Trotz der angespannten wirtschaftlichen Lage stellt der Fachkräftemangel aktuell das größte Geschäftsrisiko für die Betriebe dar. Vor allem Mitarbeiterinnen und Mitarbeiter mit einer dualen Berufsausbildung werden gesucht. Das ist das Ergebnis einer Umfrage der Industrie- und Handelskammern Mittlerer Niederrhein und Düsseldorf bei 750 Unternehmen aus der Region. „Unser Report zeigt außerdem: Das Modell der 4-Tage-Woche, das in den Medien häufig als Instrument für die Gewinnung von Fachkräften genannt wurde, ist für die große Mehrheit der Betriebe in unserer Region überhaupt kein Thema“, erklärt Jürgen Steinmetz, Hauptgeschäftsführer der Industrie- und Handelskammer (IHK) Mittlerer Niederrhein.

Die Zahlen aus der IHK-Umfrage verdeutlichen, wie angespannt die Personalsituation in den Betrieben ist. 56,4 Prozent der Betriebe sehen im Mangel an qualifizierten Mitarbeitenden ein wesentliches Geschäftsrisiko für die kommenden zwölf Monate. Keines der weiteren abgefragten Geschäftsrisiken – etwa die Energiekosten, die wirtschaftspolitischen Rahmenbedingungen oder die Entwicklung der Inlandsnachfrage – kam auf diesen Wert. In den vergangenen zehn Jahren hat sich die Bedeutung des Risikos dabei mehr als verdreifacht. „Die Konjunktur lahmt, und trotzdem haben wir einen Arbeitnehmermarkt“, erklärt Steinmetz. Besonders gravierend ist das Problem in der Bauwirtschaft. Dort sehen 74 Prozent der Betriebe im Fachkräftemangel ein wesentliches Geschäftsrisiko. Dazu passt: Im Vergleich zum Vor-Corona-Niveau 2019 ist der Anteil der Unternehmen, die offene Stellen längerfristig – das heißt länger als zwei Monate – nicht besetzen können, deutlich angestiegen. Im Herbst 2023 gaben dies gut 55 Prozent der Betriebe an. Im Dienstleistungssektor waren es knapp 59 Prozent der Befragten, im produzierenden Gewerbe 58 Prozent.
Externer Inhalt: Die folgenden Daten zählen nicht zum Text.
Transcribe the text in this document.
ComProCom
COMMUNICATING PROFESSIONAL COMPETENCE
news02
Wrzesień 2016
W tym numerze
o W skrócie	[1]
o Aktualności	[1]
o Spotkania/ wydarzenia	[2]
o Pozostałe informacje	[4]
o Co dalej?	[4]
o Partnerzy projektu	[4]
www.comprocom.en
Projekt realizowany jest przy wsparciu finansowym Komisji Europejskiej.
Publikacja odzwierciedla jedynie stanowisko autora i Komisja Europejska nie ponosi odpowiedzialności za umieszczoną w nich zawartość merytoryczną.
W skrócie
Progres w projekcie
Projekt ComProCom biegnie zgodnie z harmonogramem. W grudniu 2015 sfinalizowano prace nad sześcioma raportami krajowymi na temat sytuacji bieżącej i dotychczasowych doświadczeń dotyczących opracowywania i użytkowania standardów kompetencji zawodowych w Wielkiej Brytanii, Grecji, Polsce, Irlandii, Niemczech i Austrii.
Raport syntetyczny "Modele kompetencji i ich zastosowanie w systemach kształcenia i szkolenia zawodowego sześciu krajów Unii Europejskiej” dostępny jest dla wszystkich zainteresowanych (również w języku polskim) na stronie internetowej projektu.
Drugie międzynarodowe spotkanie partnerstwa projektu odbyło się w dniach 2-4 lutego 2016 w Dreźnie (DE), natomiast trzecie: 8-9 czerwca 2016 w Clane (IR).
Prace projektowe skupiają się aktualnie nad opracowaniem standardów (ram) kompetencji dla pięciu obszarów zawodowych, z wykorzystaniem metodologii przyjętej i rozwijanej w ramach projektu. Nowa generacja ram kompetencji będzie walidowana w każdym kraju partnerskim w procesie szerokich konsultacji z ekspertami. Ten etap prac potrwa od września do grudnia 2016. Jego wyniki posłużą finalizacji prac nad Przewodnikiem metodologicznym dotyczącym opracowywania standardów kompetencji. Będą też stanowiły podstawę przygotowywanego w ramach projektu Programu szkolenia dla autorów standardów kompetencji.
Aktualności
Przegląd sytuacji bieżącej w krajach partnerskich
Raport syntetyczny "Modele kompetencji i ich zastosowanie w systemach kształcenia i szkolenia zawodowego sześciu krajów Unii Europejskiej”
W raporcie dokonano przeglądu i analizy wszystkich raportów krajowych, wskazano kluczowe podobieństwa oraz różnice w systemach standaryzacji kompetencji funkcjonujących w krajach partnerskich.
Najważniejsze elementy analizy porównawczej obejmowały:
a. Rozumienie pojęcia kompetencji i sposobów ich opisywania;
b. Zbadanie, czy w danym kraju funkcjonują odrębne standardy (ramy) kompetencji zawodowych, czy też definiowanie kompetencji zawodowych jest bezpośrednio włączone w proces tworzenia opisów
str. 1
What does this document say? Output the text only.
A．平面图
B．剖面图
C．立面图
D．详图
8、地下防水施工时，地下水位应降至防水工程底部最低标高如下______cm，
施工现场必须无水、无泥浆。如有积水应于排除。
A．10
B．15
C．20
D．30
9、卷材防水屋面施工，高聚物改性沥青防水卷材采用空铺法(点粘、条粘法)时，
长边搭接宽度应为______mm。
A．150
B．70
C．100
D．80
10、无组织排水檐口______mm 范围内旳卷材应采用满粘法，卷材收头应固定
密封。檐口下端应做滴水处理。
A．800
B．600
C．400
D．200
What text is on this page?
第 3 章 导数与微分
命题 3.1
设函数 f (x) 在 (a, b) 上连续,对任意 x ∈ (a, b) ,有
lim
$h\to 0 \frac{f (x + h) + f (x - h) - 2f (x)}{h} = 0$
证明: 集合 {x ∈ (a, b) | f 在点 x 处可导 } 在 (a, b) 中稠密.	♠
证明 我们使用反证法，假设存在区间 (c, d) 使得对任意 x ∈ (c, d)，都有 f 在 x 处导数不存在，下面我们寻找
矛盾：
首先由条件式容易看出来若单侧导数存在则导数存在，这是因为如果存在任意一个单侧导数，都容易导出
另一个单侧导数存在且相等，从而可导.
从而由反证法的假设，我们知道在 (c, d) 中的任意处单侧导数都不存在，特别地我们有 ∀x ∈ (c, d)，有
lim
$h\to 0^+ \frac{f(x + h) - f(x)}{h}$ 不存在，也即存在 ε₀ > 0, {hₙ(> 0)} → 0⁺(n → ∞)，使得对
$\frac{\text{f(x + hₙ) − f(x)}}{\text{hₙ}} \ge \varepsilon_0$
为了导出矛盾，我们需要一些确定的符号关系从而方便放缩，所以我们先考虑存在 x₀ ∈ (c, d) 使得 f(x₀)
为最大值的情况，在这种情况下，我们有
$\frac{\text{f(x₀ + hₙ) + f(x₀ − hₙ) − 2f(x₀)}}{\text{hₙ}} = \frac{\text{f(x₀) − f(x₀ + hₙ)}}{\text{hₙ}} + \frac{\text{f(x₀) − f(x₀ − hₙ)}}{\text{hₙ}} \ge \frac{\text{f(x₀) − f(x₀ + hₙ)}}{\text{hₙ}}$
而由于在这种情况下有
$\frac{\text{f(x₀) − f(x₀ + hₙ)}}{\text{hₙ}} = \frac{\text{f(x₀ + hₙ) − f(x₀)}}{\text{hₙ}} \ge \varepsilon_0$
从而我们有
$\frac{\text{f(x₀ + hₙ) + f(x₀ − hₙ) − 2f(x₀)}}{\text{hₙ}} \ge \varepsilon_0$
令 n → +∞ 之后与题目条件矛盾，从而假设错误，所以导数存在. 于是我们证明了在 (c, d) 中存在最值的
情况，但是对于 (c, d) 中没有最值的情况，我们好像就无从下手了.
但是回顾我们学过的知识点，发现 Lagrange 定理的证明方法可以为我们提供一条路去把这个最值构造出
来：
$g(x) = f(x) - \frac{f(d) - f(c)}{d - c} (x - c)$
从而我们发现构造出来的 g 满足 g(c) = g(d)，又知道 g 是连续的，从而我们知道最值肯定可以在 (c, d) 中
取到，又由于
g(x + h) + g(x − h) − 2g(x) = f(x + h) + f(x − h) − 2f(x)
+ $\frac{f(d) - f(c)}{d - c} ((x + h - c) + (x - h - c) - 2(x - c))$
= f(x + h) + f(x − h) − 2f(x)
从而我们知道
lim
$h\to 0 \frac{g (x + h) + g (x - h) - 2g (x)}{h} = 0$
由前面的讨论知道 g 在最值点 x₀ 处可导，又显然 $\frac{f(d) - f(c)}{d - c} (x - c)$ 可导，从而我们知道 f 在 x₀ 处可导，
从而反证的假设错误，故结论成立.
Die Unternehmen suchen Arbeitskräfte aus allen Qualifikationsstufen. Die größten Schwierigkeiten melden Unternehmen, die Beschäftigte mit Abschlüssen suchen. Für Berufsausbildungsabschlüsse, also einem Fachwirt oder Meisterabschluss oder eine duale Berufsausbildung, melden 48 Prozent beziehungsweise 49 Prozent der befragten Unternehmen eine erfolglose Suche. Für den IHK-Hauptgeschäftsführer zeigt dies: Die duale Berufsausbildung ist ein Schlüssel zur Linderung des Fachkräftemangels im eigenen Betrieb. „Ich rate allen Unternehmen, die noch nicht ausbilden, sich mit diesem Thema auseinanderzusetzen“, so Steinmetz. „Als IHK stehen wir den Betrieben mit Rat und Tat und einer Vielfalt von Dienstleistungen zur Seite.“

In der aktuellen Diskussion um mögliche Instrumente zur Verbesserung der Arbeitgeberattraktivität wird häufig über die 4-Tage-Woche diskutiert. Lediglich 6,1 Prozent der befragten Unternehmen bieten eine 4-Tage-Woche an. Weitere 8,5 Prozent gaben an, eine Einführung der 4-Tage-Woche zu prüfen. „Bei Betrieben mit festen Öffnungszeiten oder einem 3-Schicht-System ist eine 4-Tage-Woche nur schwer umsetzbar“, so Steinmetz. Wenn die Betriebe eine 4-Tage-Woche anbieten, sind die Modelle sehr unterschiedlich. Die Möglichkeit der vollen Bezahlung bei 32 Stunden an vier Tagen oder 38 bis 40 Stunden an vier Tagen mit individueller Aufteilung bieten 1,3 beziehungsweise 1,6 Prozent der Unternehmen an. Die übrigen 3,2 Prozent bieten ihren Beschäftigten andere Regelungen für die 4-Tage-Woche an.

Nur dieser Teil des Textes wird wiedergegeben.